La revanche de l’homme creux

Le film de Cameron Crowe ne se hisse certes pas à la cheville de son ouvrage précédent, le très sympathique Presque Célèbre, mais il demeure, en dépit de son ratage, relativement attachant. Remake américain du film espagnol d’Alejandro Amenabar, Ouvre les yeux, il aborde différents genres (la comédie romantique, le polar, le fantastique) qui délimitent les territoires dans lesquels s’enferme le cinéma américain aujourd’hui.

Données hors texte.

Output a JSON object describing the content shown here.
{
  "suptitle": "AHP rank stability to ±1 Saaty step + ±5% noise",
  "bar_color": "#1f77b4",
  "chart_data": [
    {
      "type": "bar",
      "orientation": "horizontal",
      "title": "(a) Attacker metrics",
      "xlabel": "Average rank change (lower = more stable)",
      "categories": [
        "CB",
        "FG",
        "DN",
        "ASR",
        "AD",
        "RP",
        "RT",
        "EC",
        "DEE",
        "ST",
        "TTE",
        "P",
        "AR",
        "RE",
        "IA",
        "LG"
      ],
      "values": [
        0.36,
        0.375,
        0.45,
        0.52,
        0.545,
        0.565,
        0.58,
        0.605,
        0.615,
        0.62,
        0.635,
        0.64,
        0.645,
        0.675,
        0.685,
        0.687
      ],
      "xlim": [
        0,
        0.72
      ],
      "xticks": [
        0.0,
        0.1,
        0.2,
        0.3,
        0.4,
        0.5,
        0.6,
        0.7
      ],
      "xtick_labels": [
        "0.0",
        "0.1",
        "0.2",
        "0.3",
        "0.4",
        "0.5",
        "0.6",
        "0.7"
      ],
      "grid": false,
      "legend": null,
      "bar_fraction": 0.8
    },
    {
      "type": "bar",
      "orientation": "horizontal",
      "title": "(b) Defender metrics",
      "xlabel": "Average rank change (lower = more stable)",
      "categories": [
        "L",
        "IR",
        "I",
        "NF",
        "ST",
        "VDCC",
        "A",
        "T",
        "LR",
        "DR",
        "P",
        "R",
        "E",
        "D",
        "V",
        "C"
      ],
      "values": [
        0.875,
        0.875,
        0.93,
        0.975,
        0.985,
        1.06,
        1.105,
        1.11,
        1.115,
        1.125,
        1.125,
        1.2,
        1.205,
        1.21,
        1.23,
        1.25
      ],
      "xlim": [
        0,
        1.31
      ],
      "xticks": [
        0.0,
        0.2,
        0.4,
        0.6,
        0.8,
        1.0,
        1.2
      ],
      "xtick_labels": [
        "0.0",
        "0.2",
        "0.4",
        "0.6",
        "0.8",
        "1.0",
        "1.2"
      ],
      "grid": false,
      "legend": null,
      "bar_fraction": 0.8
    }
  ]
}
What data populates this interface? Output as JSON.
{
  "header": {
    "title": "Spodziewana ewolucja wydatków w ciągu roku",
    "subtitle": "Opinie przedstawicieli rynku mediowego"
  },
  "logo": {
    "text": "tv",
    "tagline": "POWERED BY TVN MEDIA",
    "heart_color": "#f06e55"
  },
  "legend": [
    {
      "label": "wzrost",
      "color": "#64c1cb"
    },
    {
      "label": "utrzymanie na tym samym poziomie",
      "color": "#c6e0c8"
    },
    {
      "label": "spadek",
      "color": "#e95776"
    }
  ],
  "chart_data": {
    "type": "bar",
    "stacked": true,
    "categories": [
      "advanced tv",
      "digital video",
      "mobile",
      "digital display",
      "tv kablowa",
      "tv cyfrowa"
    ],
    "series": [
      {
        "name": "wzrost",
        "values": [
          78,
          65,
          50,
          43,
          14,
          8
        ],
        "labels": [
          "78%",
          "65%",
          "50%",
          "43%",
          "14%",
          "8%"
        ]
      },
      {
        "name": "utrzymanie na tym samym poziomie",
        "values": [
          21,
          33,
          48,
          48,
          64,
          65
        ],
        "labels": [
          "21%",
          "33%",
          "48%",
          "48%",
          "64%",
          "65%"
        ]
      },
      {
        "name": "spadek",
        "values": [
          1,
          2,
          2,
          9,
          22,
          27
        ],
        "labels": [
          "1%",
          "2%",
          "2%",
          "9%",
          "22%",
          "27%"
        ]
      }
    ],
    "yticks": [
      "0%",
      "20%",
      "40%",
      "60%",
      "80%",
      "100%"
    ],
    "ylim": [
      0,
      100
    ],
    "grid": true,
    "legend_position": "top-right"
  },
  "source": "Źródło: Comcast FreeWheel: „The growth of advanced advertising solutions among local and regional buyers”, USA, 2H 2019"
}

Pour Vanilla Sky, le réalisateur Cameron Crowe collabore avec Tom Cruise, qui alterne désormais films plus ou moins risqués et remises en forme sur le modèle success story. Ce film s’inscrit dans la deuxième catégorie. Cruise en est le pilier : il est beau, riche (il a hérité de la fortune de son père) et tombeur. Il aime conduire des voitures de sport et jouer au playboy. Il est le symbole du yuppie made in America. Pour lui, tout est facile et les gens autour de lui ne sont bons qu’à satisfaire ses envies sans que lui, un instant, ne songe à satisfaire les leurs (celles de sa meilleure amie, par exemple, interprétée par Cameron Diaz, qui couche avec lui mais, veut-il croire, sans sentiments). "Hollow Man", tel aurait pu être le titre du dernier film de Cameron Crowe, qui dépeint un monstre d’égoïsme, de matérialisme et de sûreté de soi. Un homme creux. Le terme "monstre" est des plus appropriés puisque Cruise, après avoir été blessé dans un accident de voiture causé par Diaz, se retrouve défiguré, difforme. Diaz morte, pourra-t-il vivre une idylle sans nuages avec la jeune Espagnole jouée (très faiblement) par Penelope Cruz ?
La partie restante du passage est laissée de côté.